The boy wasn't murdered — almost a surprise after 24 hours of high-octane racism at what was billed as Aryan Nations' 25th Annual World Congress. Even odder, this portal into an alternate universe of in-your-face hatred began the night before with a love story.
The official name of the organization is the Church of Jesus Christ Christian/Aryan Nations. Where you have churches, you have weddings.
On the Friday evening prior to the congress, Aryan Nations' leader, "Senior Pastor" Jonathan Williams, married an Alabama couple. The bride, Carrie, wore appropriately Aryan tattoos and a beige gown. The groom, Joseph Frieda, sported the powder blue uniform shirt of Aryan Nations. The star was the couple's heartbreakingly beautiful blonde daughter — not more than 6 years old, beribboned, adorned with flowers and attired in a dazzling, crisp white dress — who precociously worked the congregation, proudly talking about her mommy and daddy.

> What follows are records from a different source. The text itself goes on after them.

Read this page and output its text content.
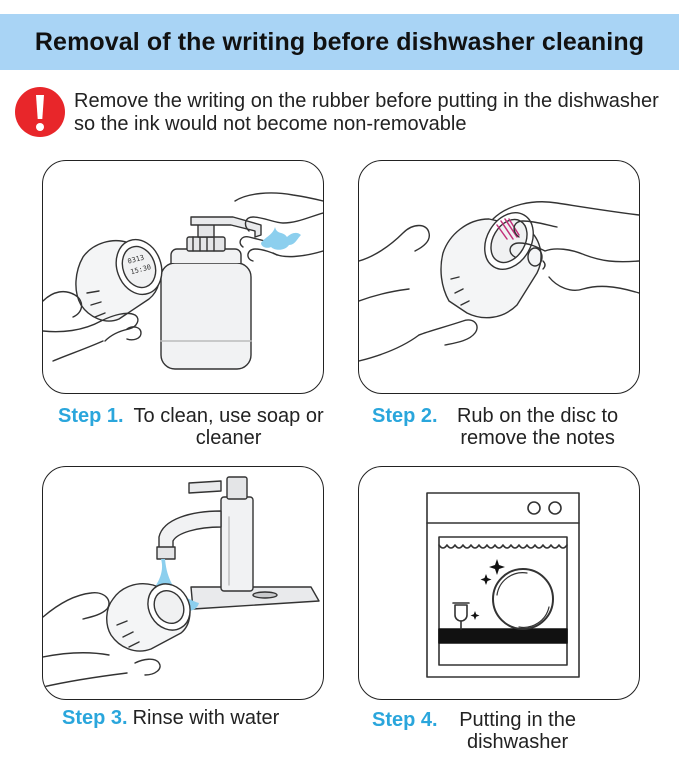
Removal of the writing before dishwasher cleaning
Remove the writing on the rubber before putting in the dishwasher so the ink would not become non-removable
0313
15:30
Step 1. To clean, use soap or cleaner
Step 2. Rub on the disc to remove the notes
Step 3. Rinse with water	Step 4.	Putting in the dishwasher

The ceremony was the conventional "I do" ritual — conventional if you ignored Williams' bodyguard standing stage right dressed in ebony Klan robes and a towering black hood.
One of Aryan Nations' inner circle, Shae Spring, quipped just before the service that she could hardly wait to get out of her dress clothes, "put on a Nazi T-shirt and kick back."
Beaming after the nuptials, Williams ended the ceremony with an enthusiastic swinging-arm Nazi salute. "Heil Hitler," "Heil Hitler" exclamations softly rippled among the 20 well-wishers.
The true believers in an all-white America arrived Saturday morning. They came from Florida, Washington State, Wisconsin, Idaho, Arkansas and most of the states in the Deep South. At least two crossed the Atlantic to attend. By 1 p.m., the old Echo Theater auditorium was packed with a crowd dressed largely in black T-shirts and with more tattoos per square inch of flesh than would be found at a skin artists' convention.
Arcing over the crowd in the theater's balcony was Howard's "Klan Museum," now officially closed but still displaying artifacts such as KKK emblems and photos of cross-burnings. Nazi flags were draped from two-story-high scaffolding inside the theater. The tower's bottom bars served as a makeshift closet to hang Klan robes when not in use.
More banners were strung together across the back wall — Old Glory; Old Glory stripped of its the stars but with the Aryan Nations emblem in their place; the red, white circle and swastika of Nazi Germany; the rampant lion on the yellow and red Scottish flag; the white background, blue box and red cross of the Christian flag; and the absolutely essential Confederate battle flag. Behind the pennants, the light blue wall was adorned with a bigger-than-life-size drawing of Jesus and, discordantly for an Aryan Nations congress, "brotherhood of man" inscriptions of the International Order of Odd Fellows (which wasn't part of the gathering).